Perdagangan bebas berpengaruh pada
produk lokal yang harus menghadapi serbuan produk negara lain yang mungkin
lebih berkualitas dan murah. Ketika produk lokal suatu negara tidak bernilai
tambah, konsekuensinya akan tergilas oleh produk asing. Kondisi semacam inilah
yang dicemaskan Kamar Dagang dan Industri (Kadin) Indonesia. Oleh sebab itu,
pada pertengahan September 2009 dalam Rapat Koordinasi Nasional (Rakornas)
Kadin Indonesia Bidang Perdagangan dan Distribusi 2008. Lembaga ini mencoba
mengusung kembali isu nasionalisme yang dikaitkan dalam era
perdagangan bebas. Bagi Kadin, hal itu sangat penting agar Indonesia bisa
menghadapi tantangan aktual pada saat ini dan di masa depan. Sejatinya, slogan
"cinta produk dalam negeri" sudah sejak lama dikampanyekan. Namun,
slogan itu hingga kini masih sebatas "kata manis di bibir" saja. Isu
ini pun dianggap penting karena untuk wilayah ASEAN saja, produk Indonesia
dianggap belum mampu bersaing. Sebab, bagi negara yang sudah siap pun,
kebijakan tersebut merupakan prasyarat utama keberhasilan mereka
dalam perdagangan bebas. Mereka terlebih dahulu memproteksi produk dalam
negeri, baru kemudian bermain di pasar dunia. Akhirnya banyaknya hambatan dan
beban dalam aliran barang dan jasa dalam negeri, hal ini menuntut
dilakukannya reformasi birokrasi dan penyediaan infrastruktur pelabuhan,
jalan tol, guna memperlancar arus barang.
Di samping itu, masih sulitnya
pemerintah Indonesia untuk mempercayai pribumi dalam hal memberikan kemudahan
pinjaman modal usaha walau hanya setingkat UKM saja, padahal terhadap pengusaha
cina, segenap kemudahan diberikan kepada mereka, walau telah berulang kali
tertipu, sebagaimana kasus Bank Century belakangan ini, terjadi karena begitu
percaya dan cintanya pemerintah negeri ini kepada pengusaha yang berdarah
cina. Secara gambaran besarnya perdagangan bebas dengan China
adalah pengulangan kembali sejarah penjajahan VOC terhadap negeri ini.

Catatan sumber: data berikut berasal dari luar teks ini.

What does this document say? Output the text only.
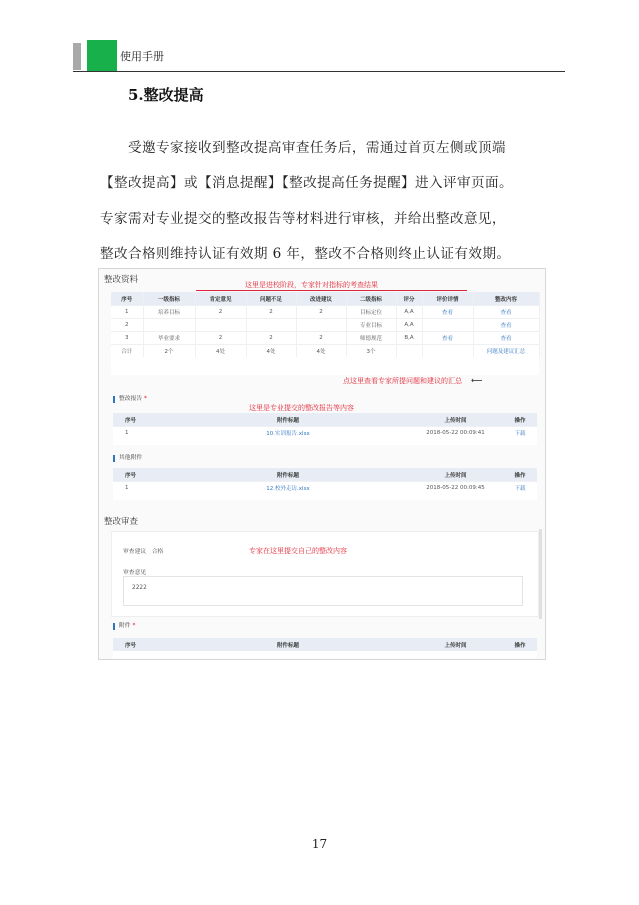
使用手册
5.整改提高
受邀专家接收到整改提高审查任务后，需通过首页左侧或顶端
【整改提高】或【消息提醒】【整改提高任务提醒】进入评审页面。
专家需对专业提交的整改报告等材料进行审核，并给出整改意见，
整改合格则维持认证有效期 6 年，整改不合格则终止认证有效期。
整改资料	这里是进校阶段，专家针对指标的考查结果
序号	一级指标	肯定意见	问题不足	改进建议	二级指标	评分	评价详情	整改内容
1	培养目标	2	2	2	目标定位	A,A	查看	查看
2					专业目标	A,A		查看
3	毕业要求	2	2	2	师德规范	B,A	查看	查看
合计	2个	4处	4处	4处	3个			问题及建议汇总
点这里查看专家所提问题和建议的汇总 ⟵
整改报告 *
这里是专业提交的整改报告等内容
序号	附件标题	上传时间	操作
1	10.实训报告.xlsx	2018-05-22 00:09:41	下载
其他附件
序号	附件标题	上传时间	操作
1	12.校外走访.xlsx	2018-05-22 00:09:45	下载
整改审查
审查建议 合格	专家在这里提交自己的整改内容
审查意见
2222
附件 *
序号	附件标题	上传时间	操作
17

Maka tunggu akibat dari semua ini, kematian yang semakin cepat, rakyat akan
semakin melarat.
Para pelaku perdagangan bebas tidak
akan dapat mengerti atau bahkan tidak mengerti bahwasanya satu negeri atau
kelompok masyarakat dapat seketika bertumbuh menjadi kaya dengan merugikan
negeri atau kelompok lain, satu kelas dapat merugikan kelas yang lainnya.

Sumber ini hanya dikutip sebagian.